Eldir (Old Norse: /non/, "fire-stoker") is a servant of Ægir in Norse mythology, and Loki's first verbal opponent in the poem Lokasenna (Loki's Flyting).

According to John Lindow, "Eldir fits the character type of the outer guardian, often a herdsman as in Skírnismál (11–16) with whom someone contends before entering a place for the main confrontation".

== Name ==
The Old Norse name Eldir has been translated as 'fire-stoker'.

== Attestations ==
The beginning of Lokasenna (Loki's Flyting) tells that people greatly praised Ægir's two servants, and that Loki killed one of them, Fimafeng, out of jealousy.
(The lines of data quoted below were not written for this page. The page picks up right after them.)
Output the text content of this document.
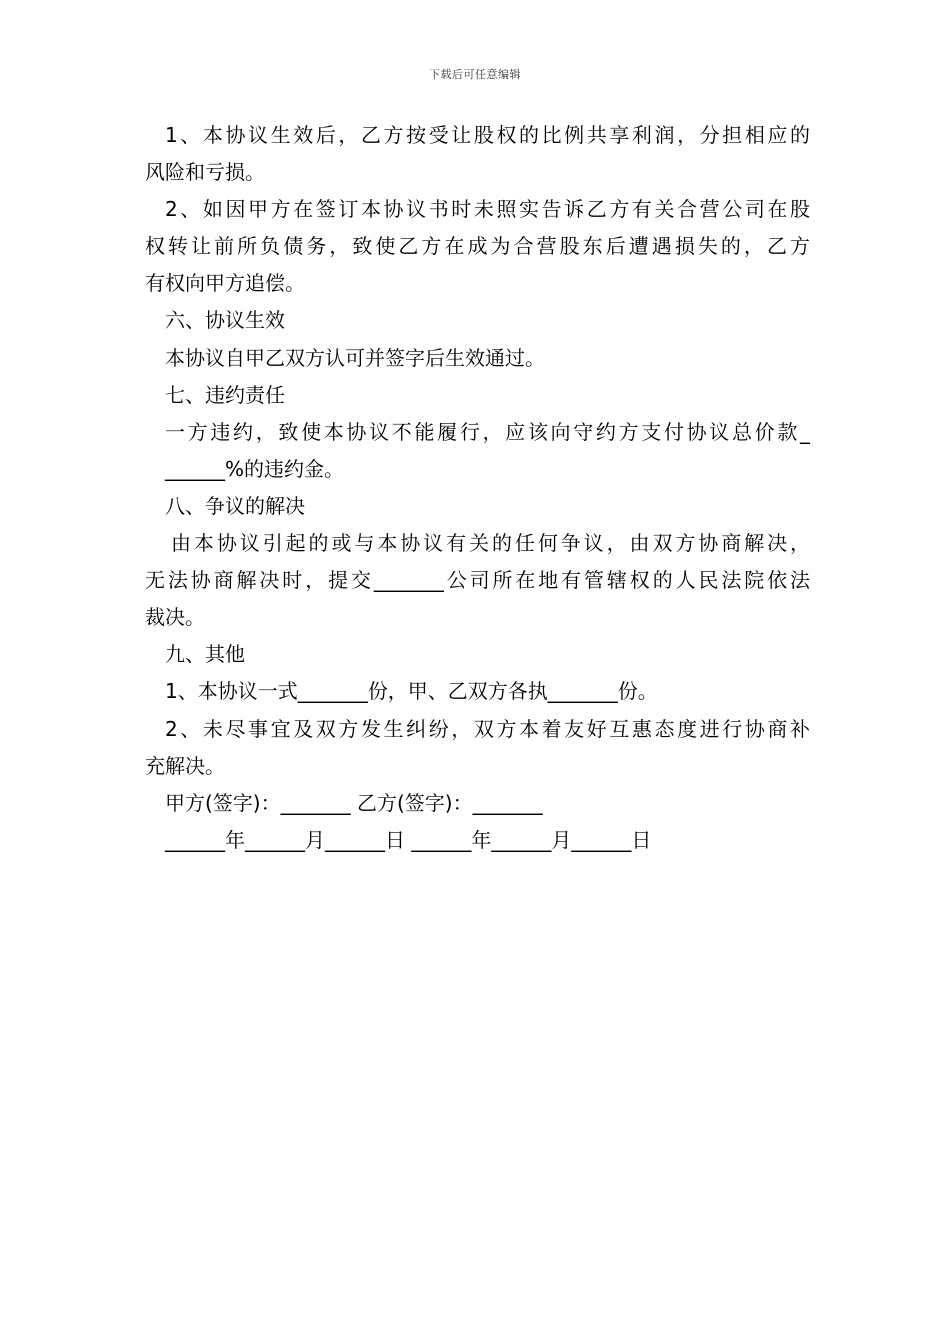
下载后可任意编辑
1、本协议生效后，乙方按受让股权的比例共享利润，分担相应的
风险和亏损。
2、如因甲方在签订本协议书时未照实告诉乙方有关合营公司在股
权转让前所负债务，致使乙方在成为合营股东后遭遇损失的，乙方
有权向甲方追偿。
六、协议生效
本协议自甲乙双方认可并签字后生效通过。
七、违约责任
一方违约，致使本协议不能履行，应该向守约方支付协议总价款_
______%的违约金。
八、争议的解决
由本协议引起的或与本协议有关的任何争议，由双方协商解决，
无法协商解决时，提交_______公司所在地有管辖权的人民法院依法
裁决。
九、其他
1、本协议一式_______份，甲、乙双方各执_______份。
2、未尽事宜及双方发生纠纷，双方本着友好互惠态度进行协商补
充解决。
甲方(签字)：_______ 乙方(签字)：_______
______年______月______日 ______年______月______日
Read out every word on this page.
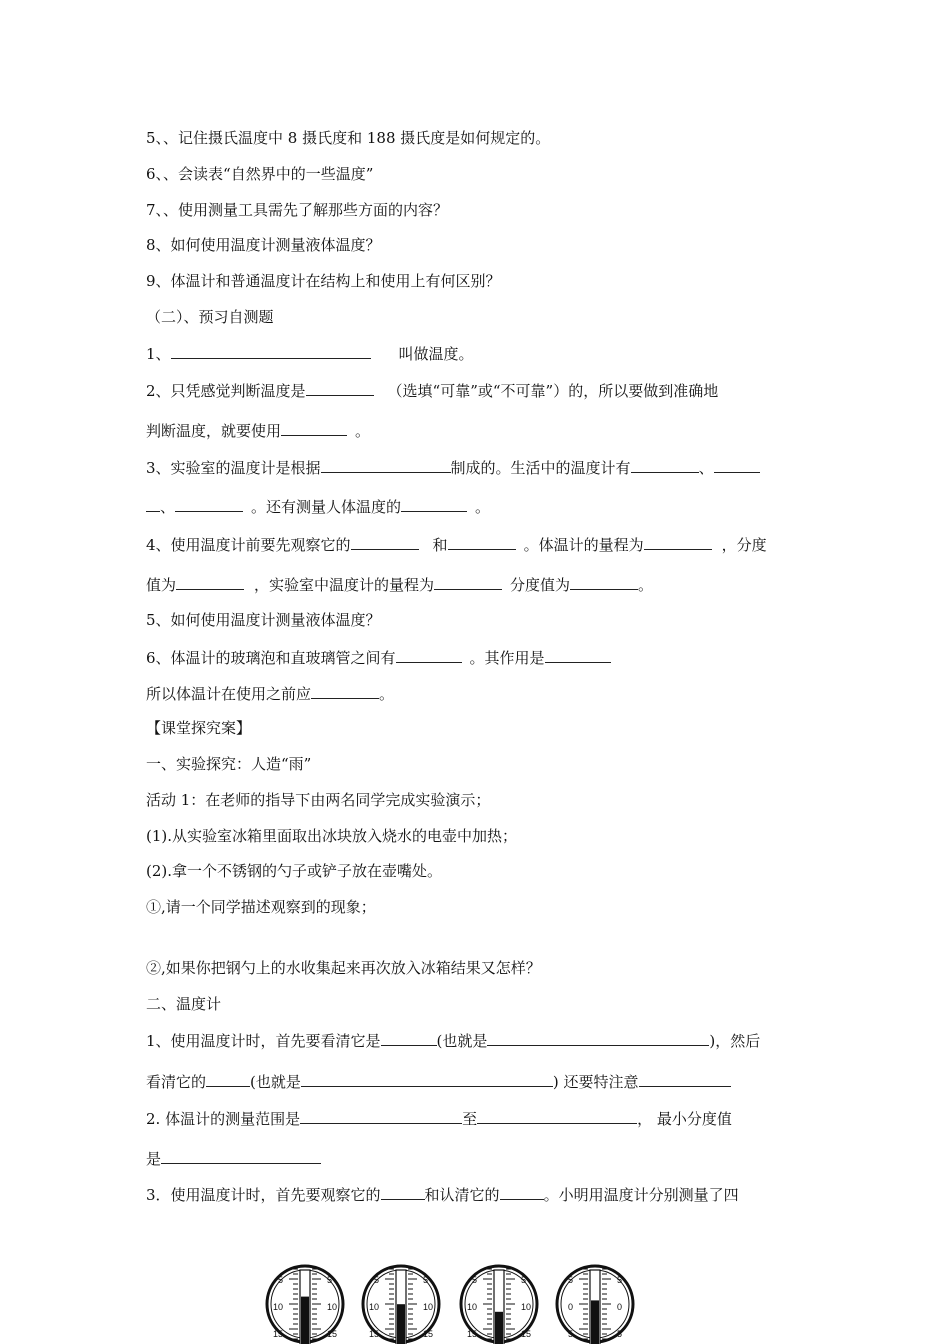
5、、记住摄氏温度中 8 摄氏度和 188 摄氏度是如何规定的。
6、、会读表“自然界中的一些温度”
7、、使用测量工具需先了解那些方面的内容？
8、如何使用温度计测量液体温度？
9、体温计和普通温度计在结构上和使用上有何区别？
（二）、预习自测题
1、	叫做温度。
2、只凭感觉判断温度是	（选填“可靠”或“不可靠”）的，所以要做到准确地
判断温度，就要使用	。
3、实验室的温度计是根据	制成的。生活中的温度计有	、
、	。还有测量人体温度的	。
4、使用温度计前要先观察它的	和	。体温计的量程为	，分度
值为	，实验室中温度计的量程为	分度值为	。
5、如何使用温度计测量液体温度？
6、体温计的玻璃泡和直玻璃管之间有	。其作用是
所以体温计在使用之前应	。
【课堂探究案】
一、实验探究：人造“雨”
活动 1：在老师的指导下由两名同学完成实验演示；
(1).从实验室冰箱里面取出冰块放入烧水的电壶中加热；
(2).拿一个不锈钢的勺子或铲子放在壶嘴处。
①,请一个同学描述观察到的现象；
②,如果你把钢勺上的水收集起来再次放入冰箱结果又怎样？
二、温度计
1、使用温度计时，首先要看清它是	(也就是	)，然后
看清它的	(也就是	) 还要特注意
2. 体温计的测量范围是	至	， 最小分度值
是
3．使用温度计时，首先要观察它的	和认清它的	。小明用温度计分别测量了四
5	5
10	10
15	15
5	5
10	10
15	15
5	5
10	10
15	15
5	5
0	0
5	5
The murderer is then chased by the gods from Ægir's hall, and upon his return, Loki confronts Eldir and asks him what the Æsir are discussing in the hall. Eldir replies that they are judging their weapons and prowess, and adds that no one is a friend of Loki’s in words. Loki then announces that he is about to enter the hall and blend mead with harmful power.

[Eldir:] You know, if you enter Ægir’s hall,
To gaze on that feast,
If slander and calumny you pour into the hall of the æsir,
On you they will dry it.

[Loki:] You know, Eldir, if we two alone should
Contend with harmful words,
Rich will I be in answers
If you speak much about it.
— Snorri Sturluson, stanzas 4–5 (Trans. J. Lindow, 2002).